Arkia workers are talking to potential investors in case the sale of 65 percent of the airline to the Nakash brothers does not proceed as planned, TheMarker has learned.
Another attempt will be made to close the deal today.
A senior representative of Arkia employees said that four "serious" potential investors have expressed interest in replacing the Nakash brothers, but declined to disclose their names.
The workers yesterday handed Avi Nakash a new list of demands, in response to the Nakash brothers' demand to reopen talks on some clauses of the agreement.
The workers are demanding a commitment that any future share offering involve only Arkia shares, and therefore benefit the workers who are co-owners of the company, unlike a previous offering, when Knafaim Group shares were issued, and only the group benefited.
The workers are also demanding that the Nakash brothers not be allowed to reduce their holdings in the company before a share offering, and that existing employment contracts should remain in force.
"Our demands are not meant to push the Nakash brothers out of the deal, but rather are a manifestation of our lack of trust in them, which is a result of their recent conduct and surprise demand to reopen talks on clauses that were agreed upon in July 2005. We were not the first to make changes and demands of the other side," the senior representative said.

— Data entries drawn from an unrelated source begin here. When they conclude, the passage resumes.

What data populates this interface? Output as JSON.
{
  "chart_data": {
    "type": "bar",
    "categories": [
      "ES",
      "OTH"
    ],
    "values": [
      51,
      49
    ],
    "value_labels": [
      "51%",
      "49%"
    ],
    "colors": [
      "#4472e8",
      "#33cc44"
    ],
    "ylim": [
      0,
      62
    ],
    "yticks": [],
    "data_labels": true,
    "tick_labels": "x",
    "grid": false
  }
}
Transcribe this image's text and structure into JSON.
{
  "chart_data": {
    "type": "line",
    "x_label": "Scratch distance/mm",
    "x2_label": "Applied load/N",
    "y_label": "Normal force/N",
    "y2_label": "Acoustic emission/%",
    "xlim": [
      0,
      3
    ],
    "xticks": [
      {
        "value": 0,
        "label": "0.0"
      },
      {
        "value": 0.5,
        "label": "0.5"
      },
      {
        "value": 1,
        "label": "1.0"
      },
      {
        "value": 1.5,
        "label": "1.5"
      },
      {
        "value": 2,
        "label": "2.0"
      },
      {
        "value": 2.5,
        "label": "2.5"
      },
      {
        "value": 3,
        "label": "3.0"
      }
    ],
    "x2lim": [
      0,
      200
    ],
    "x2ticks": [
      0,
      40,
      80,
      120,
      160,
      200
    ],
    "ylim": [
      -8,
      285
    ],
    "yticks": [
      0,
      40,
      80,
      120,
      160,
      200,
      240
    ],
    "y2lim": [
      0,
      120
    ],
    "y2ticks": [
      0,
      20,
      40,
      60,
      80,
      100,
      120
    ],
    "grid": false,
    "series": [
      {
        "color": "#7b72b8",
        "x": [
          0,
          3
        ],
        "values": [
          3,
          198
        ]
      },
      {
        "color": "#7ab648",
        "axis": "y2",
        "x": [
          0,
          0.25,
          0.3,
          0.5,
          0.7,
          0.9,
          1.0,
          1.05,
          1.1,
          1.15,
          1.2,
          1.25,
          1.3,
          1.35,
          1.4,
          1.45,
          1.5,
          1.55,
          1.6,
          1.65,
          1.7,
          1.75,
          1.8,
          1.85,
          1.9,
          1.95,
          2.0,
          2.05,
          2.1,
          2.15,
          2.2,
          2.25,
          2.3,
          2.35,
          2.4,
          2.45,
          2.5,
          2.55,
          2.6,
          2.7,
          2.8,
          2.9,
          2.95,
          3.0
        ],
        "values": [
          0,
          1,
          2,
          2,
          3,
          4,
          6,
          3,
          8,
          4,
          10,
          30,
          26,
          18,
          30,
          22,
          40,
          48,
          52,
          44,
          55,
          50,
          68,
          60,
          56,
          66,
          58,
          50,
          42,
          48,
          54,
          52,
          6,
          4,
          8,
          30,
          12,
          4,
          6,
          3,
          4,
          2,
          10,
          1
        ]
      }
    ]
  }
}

The source added that the Nakash brothers are demanding that the workers forgo wage rises and lucrative severance pay.
The sale of Arkia by the Knafaim Group to both the workers and Nakash brothers was agreed upon on December 31, 2005. According to the agreement, the deal was due to be closed on February 28, with an option for an additional one-month extension. The Nakash brothers would own 65 percent of the company, and the workers 35 percent.